What normally invisible senses and/or emotions do you hope to convey?
I think viewers can read a story of how it feels to be in this quartine. Mental health for everyone is difficult right now and I came across some great quotes the other day. Instead of Overthinking, critical self-talk, pushing and pushing, trying to do it all and doing your normal workload (which many of us are trying to navigate how to keep ourselves sane), maybe try celebrating small wins, taking a nap, asking for help or setting 3 realistic goals per day. So, this comic attempts to act as a mental health guide to those that might be struggling I suppose.
Maybe someone just needs to just get outside and go for a walk and sit out on a dock to attempt to understand what is happening inside their mind. It is okay to not have all the answers!
What tools and techniques did you use to create the comic? How did the specific nature of these tools affect your image quality and therefore your ability to communicate specific emotions and/or senses?
I used Adobe Illustrator. I used the paintbrush tool, rectangle and ellipse tool, the wrinkle tool and the pencil tool. Additionally, I used the text tool with the font chalkduster.

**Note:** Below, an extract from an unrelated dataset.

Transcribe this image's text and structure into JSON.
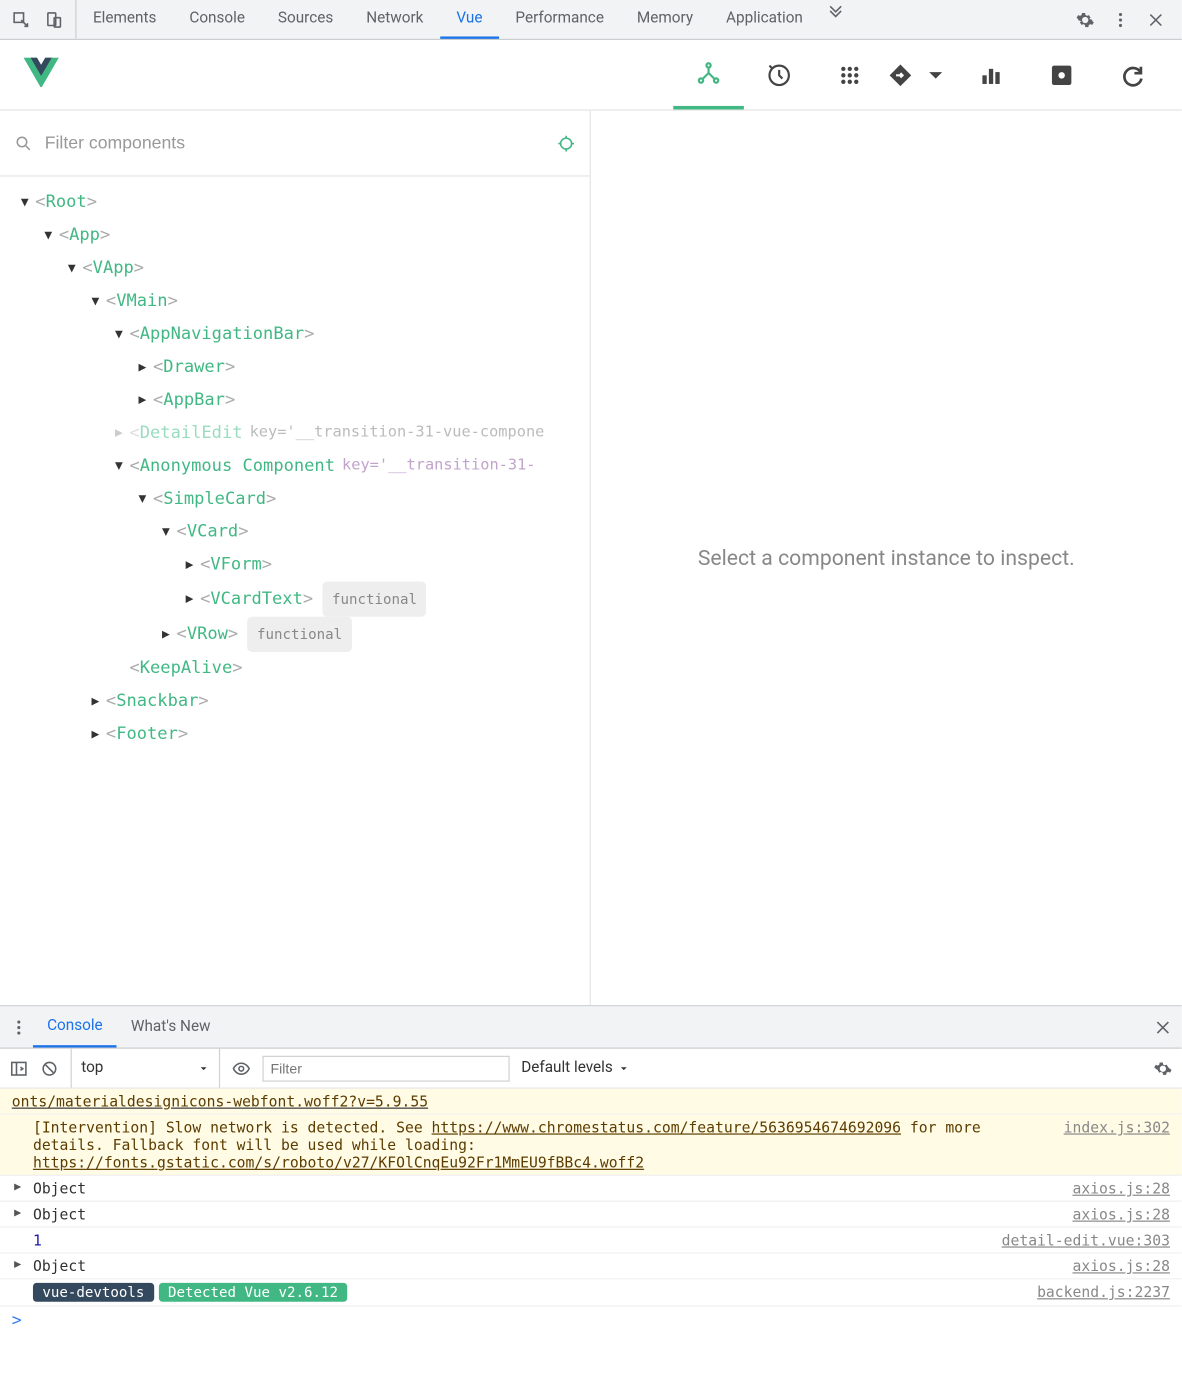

I also used many different types of brush strokes throughout the comic, especially in the last box. It was interesting to draw on a computer which I honestly think overall was just the hardest part. I could have drawn something by hand but wanted to challenge myself. However, it was very nice to copy and paste specific lines at times to speed up the time like when I created the reflection in the lake and then just added a lower opacity to that section to create the effect.
What are your other observations about the tools or techniques you used this week, whether they were digital or material?
This is hard stuff and I get why the pros get paid the big bucks. I am really trying to force myself to learn and get better at using Illustrator.
What types of closure are taking place between the panels of your comic?
I suppose my panels are quite obvious. However, when I realized the wrinkle tool was a thing, I really wanted to incorporate it into my comic. I tried to create a downward effect for the viewer in an attempt for them to follow with there eyes. Also, to create an effect with emotion the distress in the wrinkles.
Do you work inventively with time in this comic?
For sure, definitely invested Time into this, and especially in that last box. That felt very tedious. However, I am looking forward do using illustrator more and improving my skills time into this, and especially in that last box. That felt very tedious however I am looking forward do using illustrator more and improving my skills in this class.